Os portões se abrem. O contraste é brutal.

Do lodo à seda. Do silêncio ao tilintar de taças.

Servos nobres guiam o grupo pelos corredores. Lorde Varcrest, velho amigo de Adam, os recebe com cortesia. Mas seus olhos pousam mais tempo em Tharion do que em qualquer outro.

— Um Bardaxa? — murmura. — Tempos estranhos mesmo.

Tharion não responde.

No jardim da mansão, mais tarde

Aelys está sentada em um banco de pedra, observando as mesmas flores da noite anterior. Orren aparece, trazendo duas xícaras de chá.

Ela o olha com aquele mesmo olhar de menina curiosa.
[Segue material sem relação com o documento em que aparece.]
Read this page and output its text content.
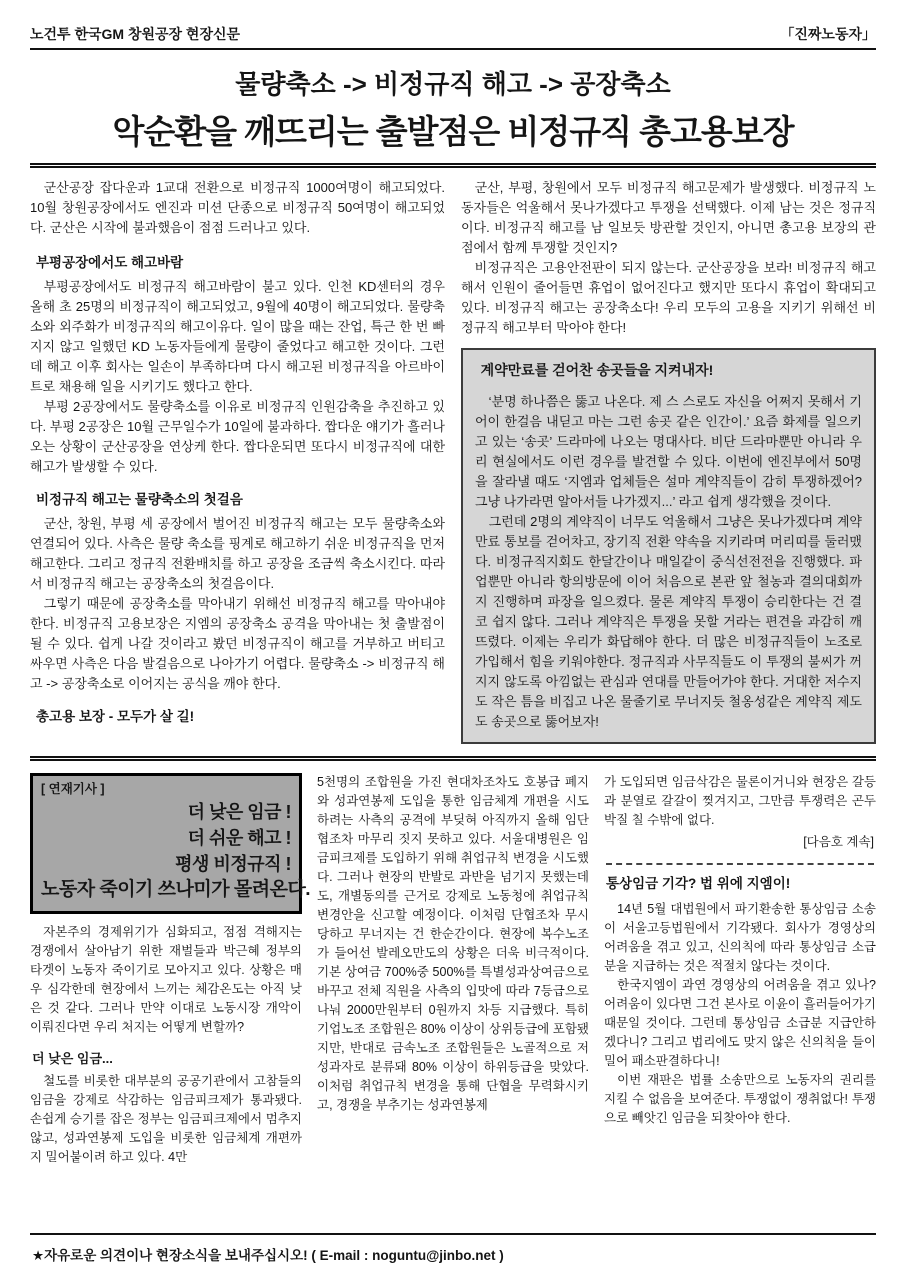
노건투 한국GM 창원공장 현장신문	「진짜노동자」
물량축소 -> 비정규직 해고 -> 공장축소
악순환을 깨뜨리는 출발점은 비정규직 총고용보장

군산공장 잡다운과 1교대 전환으로 비정규직 1000여명이 해고되었다. 10월 창원공장에서도 엔진과 미션 단종으로 비정규직 50여명이 해고되었다. 군산은 시작에 불과했음이 점점 드러나고 있다.

부평공장에서도 해고바람

부평공장에서도 비정규직 해고바람이 불고 있다. 인천 KD센터의 경우 올해 초 25명의 비정규직이 해고되었고, 9월에 40명이 해고되었다. 물량축소와 외주화가 비정규직의 해고이유다. 일이 많을 때는 잔업, 특근 한 번 빠지지 않고 일했던 KD 노동자들에게 물량이 줄었다고 해고한 것이다. 그런데 해고 이후 회사는 일손이 부족하다며 다시 해고된 비정규직을 아르바이트로 채용해 일을 시키기도 했다고 한다.

부평 2공장에서도 물량축소를 이유로 비정규직 인원감축을 추진하고 있다. 부평 2공장은 10월 근무일수가 10일에 불과하다. 짭다운 얘기가 흘러나오는 상황이 군산공장을 연상케 한다. 짭다운되면 또다시 비정규직에 대한 해고가 발생할 수 있다.

비정규직 해고는 물량축소의 첫걸음

군산, 창원, 부평 세 공장에서 벌어진 비정규직 해고는 모두 물량축소와 연결되어 있다. 사측은 물량 축소를 핑계로 해고하기 쉬운 비정규직을 먼저 해고한다. 그리고 정규직 전환배치를 하고 공장을 조금씩 축소시킨다. 따라서 비정규직 해고는 공장축소의 첫걸음이다.

그렇기 때문에 공장축소를 막아내기 위해선 비정규직 해고를 막아내야 한다. 비정규직 고용보장은 지엠의 공장축소 공격을 막아내는 첫 출발점이 될 수 있다. 쉽게 나갈 것이라고 봤던 비정규직이 해고를 거부하고 버티고 싸우면 사측은 다음 발걸음으로 나아가기 어렵다. 물량축소 -> 비정규직 해고 -> 공장축소로 이어지는 공식을 깨야 한다.

총고용 보장 - 모두가 살 길!

군산, 부평, 창원에서 모두 비정규직 해고문제가 발생했다. 비정규직 노동자들은 억울해서 못나가겠다고 투쟁을 선택했다. 이제 남는 것은 정규직이다. 비정규직 해고를 남 일보듯 방관할 것인지, 아니면 총고용 보장의 관점에서 함께 투쟁할 것인지?

비정규직은 고용안전판이 되지 않는다. 군산공장을 보라! 비정규직 해고해서 인원이 줄어들면 휴업이 없어진다고 했지만 또다시 휴업이 확대되고 있다. 비정규직 해고는 공장축소다! 우리 모두의 고용을 지키기 위해선 비정규직 해고부터 막아야 한다!

계약만료를 걷어찬 송곳들을 지켜내자!

‘분명 하나쯤은 뚫고 나온다. 제 스 스로도 자신을 어쩌지 못해서 기어이 한걸음 내딛고 마는 그런 송곳 같은 인간이.’ 요즘 화제를 일으키고 있는 ‘송곳’ 드라마에 나오는 명대사다. 비단 드라마뿐만 아니라 우리 현실에서도 이런 경우를 발견할 수 있다. 이번에 엔진부에서 50명을 잘라낼 때도 ‘지엠과 업체들은 설마 계약직들이 감히 투쟁하겠어? 그냥 나가라면 알아서들 나가겠지...’ 라고 쉽게 생각했을 것이다.

그런데 2명의 계약직이 너무도 억울해서 그냥은 못나가겠다며 계약만료 통보를 걷어차고, 장기직 전환 약속을 지키라며 머리띠를 둘러맸다. 비정규직지회도 한달간이나 매일같이 중식선전전을 진행했다. 파업뿐만 아니라 항의방문에 이어 처음으로 본관 앞 철농과 결의대회까지 진행하며 파장을 일으켰다. 물론 계약직 투쟁이 승리한다는 건 결코 쉽지 않다. 그러나 계약직은 투쟁을 못할 거라는 편견을 과감히 깨뜨렸다. 이제는 우리가 화답해야 한다. 더 많은 비정규직들이 노조로 가입해서 힘을 키워야한다. 정규직과 사무직들도 이 투쟁의 불씨가 꺼지지 않도록 아낌없는 관심과 연대를 만들어가야 한다. 거대한 저수지도 작은 틈을 비집고 나온 물줄기로 무너지듯 철옹성같은 계약직 제도도 송곳으로 뚫어보자!

[ 연재기사 ]
더 낮은 임금 !
더 쉬운 해고 !
평생 비정규직 !
노동자 죽이기 쓰나미가 몰려온다.

자본주의 경제위기가 심화되고, 점점 격해지는 경쟁에서 살아남기 위한 재벌들과 박근혜 정부의 타겟이 노동자 죽이기로 모아지고 있다. 상황은 매우 심각한데 현장에서 느끼는 체감온도는 아직 낮은 것 같다. 그러나 만약 이대로 노동시장 개악이 이뤄진다면 우리 처지는 어떻게 변할까?

더 낮은 임금...

철도를 비롯한 대부분의 공공기관에서 고참들의 임금을 강제로 삭감하는 임금피크제가 통과됐다. 손쉽게 승기를 잡은 정부는 임금피크제에서 멈추지 않고, 성과연봉제 도입을 비롯한 임금체계 개편까지 밀어붙이려 하고 있다. 4만

5천명의 조합원을 가진 현대차조차도 호봉급 폐지와 성과연봉제 도입을 통한 임금체계 개편을 시도하려는 사측의 공격에 부딪혀 아직까지 올해 임단협조차 마무리 짓지 못하고 있다. 서울대병원은 임금피크제를 도입하기 위해 취업규칙 변경을 시도했다. 그러나 현장의 반발로 과반을 넘기지 못했는데도, 개별동의를 근거로 강제로 노동청에 취업규칙 변경안을 신고할 예정이다. 이처럼 단협조차 무시당하고 무너지는 건 한순간이다. 현장에 복수노조가 들어선 발레오만도의 상황은 더욱 비극적이다. 기본 상여금 700%중 500%를 특별성과상여금으로 바꾸고 전체 직원을 사측의 입맛에 따라 7등급으로 나눠 2000만원부터 0원까지 차등 지급했다. 특히 기업노조 조합원은 80% 이상이 상위등급에 포함됐지만, 반대로 금속노조 조합원들은 노골적으로 저성과자로 분류돼 80% 이상이 하위등급을 맞았다. 이처럼 취업규칙 변경을 통해 단협을 무력화시키고, 경쟁을 부추기는 성과연봉제

가 도입되면 임금삭감은 물론이거니와 현장은 갈등과 분열로 갈갈이 찢겨지고, 그만큼 투쟁력은 곤두박질 칠 수밖에 없다.

[다음호 계속]
통상임금 기각? 법 위에 지엠이!

14년 5월 대법원에서 파기환송한 통상임금 소송이 서울고등법원에서 기각됐다. 회사가 경영상의 어려움을 겪고 있고, 신의칙에 따라 통상임금 소급분을 지급하는 것은 적절치 않다는 것이다.

한국지엠이 과연 경영상의 어려움을 겪고 있나? 어려움이 있다면 그건 본사로 이윤이 흘러들어가기 때문일 것이다. 그런데 통상임금 소급분 지급안하겠다니? 그리고 법리에도 맞지 않은 신의칙을 들이밀어 패소판결하다니!

이번 재판은 법률 소송만으로 노동자의 권리를 지킬 수 없음을 보여준다. 투쟁없이 쟁취없다! 투쟁으로 빼앗긴 임금을 되찾아야 한다.

★자유로운 의견이나 현장소식을 보내주십시오! ( E-mail : noguntu@jinbo.net )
Mas agora, com a dor de quem carrega um passado e um segredo.

Kátyra observa de longe, em silêncio, até que Orren se afasta. Ela se aproxima e senta ao lado de Aelys.

— Aelys... Eu queria pedir desculpas. Por tudo. Por não ver o que estava na minha frente.

Aelys sorri, cansada.

— Ver é só o começo, Kátyra. A pergunta é: o que vai fazer agora que viu?

Kátyra não responde.

Mas os olhos dela já mudaram.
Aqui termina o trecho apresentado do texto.